Kira Connally’s first job in eyecare was as bookkeeper at a retail optical chain in Atlanta. But, she remembers, “I couldn’t keep my hands off the frames, so they put me out front with the opticians and started training me as an apprentice.” Sixteen years later, she co-owns Spectacles West in Weatherford, TX, which opened in 2012. Now she does “everything from administrative work to frame buying, selling and fitting eyewear, training, dispensing, taking out the trash and sometimes edging.” As a veteran of large optical chains and private optometry practices, she strives to create “a blend of the best of both worlds — great selection, the latest lens designs, and knowledgeable, caring staff members.” — JULIE FANSELOW
I own 12 pairs of eyewear. My favorites are my red limited edition Lulu Guinness sunglasses because they are metallic red cat eyes. How much better does it get than that?
If I met someone on their very first day in optical sales, I’d tell them to listen more and speak less. Be a problem solver first, a salesperson second.
My favorite type of customer is the one who has had an awful optical experience in the past. It’s an opportunity to create a great experience for someone who really needs it.
Premium point-of-wear progressives are my favorite product to sell. They make such a difference in how a client experiences their day-to-day life, I get excited for people to experience it.
To get psyched up for a day at work, I usually listen to very loud music and take the back road on the way in. The louder, the better.
The seminar that had the biggest effect on the way I sell was a seminar given by Sharon Carter.

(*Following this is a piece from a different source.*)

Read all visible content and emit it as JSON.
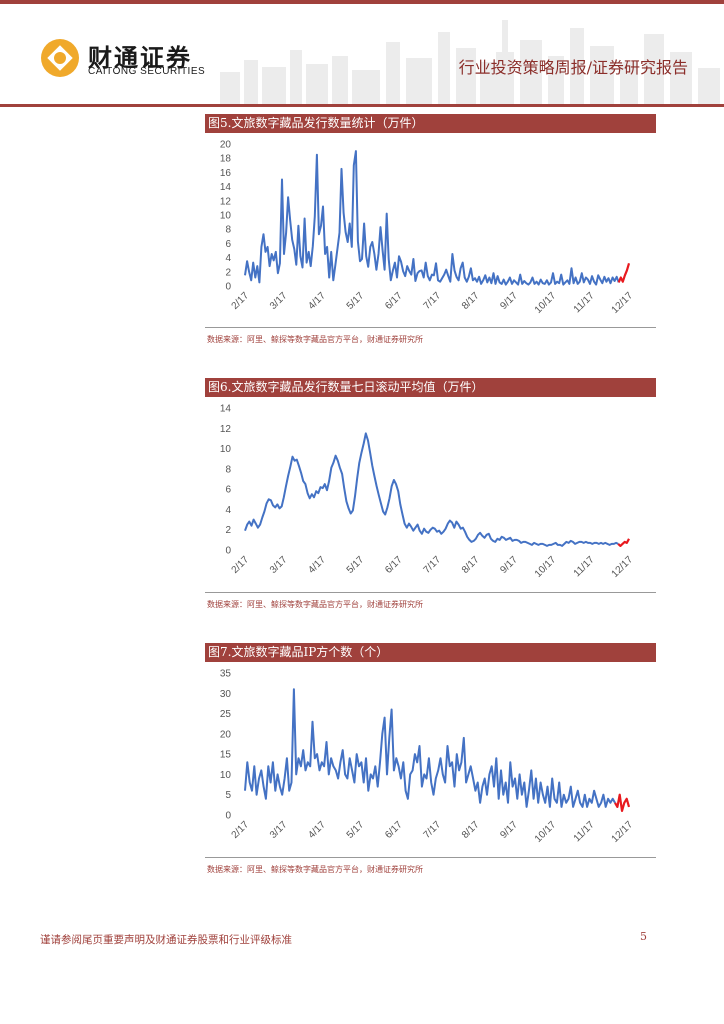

Every time I hear her speak, I am motivated to become a better version of my work self. She’s great at creating the inspiration I need.
I know a sale is going awry when a woman says she needs her husband’s opinion before making a frame choice. And here’s what I do about it: I start asking questions, to get the lines of communication open again.
My all-time greatest sales achievement (so far!) was when I sold 28 pairs to one woman in a two-month time span.
The mistake I catch myself making most frequently is forgetting to ask clients about their old eyewear before letting them get further into the process. Their past experience shapes their expectations of us as opticians and how their eyewear will perform so completely that we can do a much more thorough job if they share their past gripes.
I can’t believe I used to forget to check whether sunglass lenses were glass or plastic before adjusting them. That crunching sound when a temple adjustment cracks a glass lens is horrible.
I’m most optimistic about the future of our business because science and technology are finally bringing some great breakthroughs to our industry. We may just be creating a pair of glasses, but in doing so we shape how our clients experience their everyday visual world. And that matters.
The more of a medical history an optician has about a client, the better we can choose the most appropriate frame and lens combo, and manage their expectations. And the fewer prescriptions opticians see with the notation +.25 add for PAL, the better off the whole industry will be.
I know it’s time to take a few days off when all the coffee in the world won’t stop my tendency to be impatient. And when I get those days off, my favorite thing to do is turn off all the technology and stick my nose in a great novel.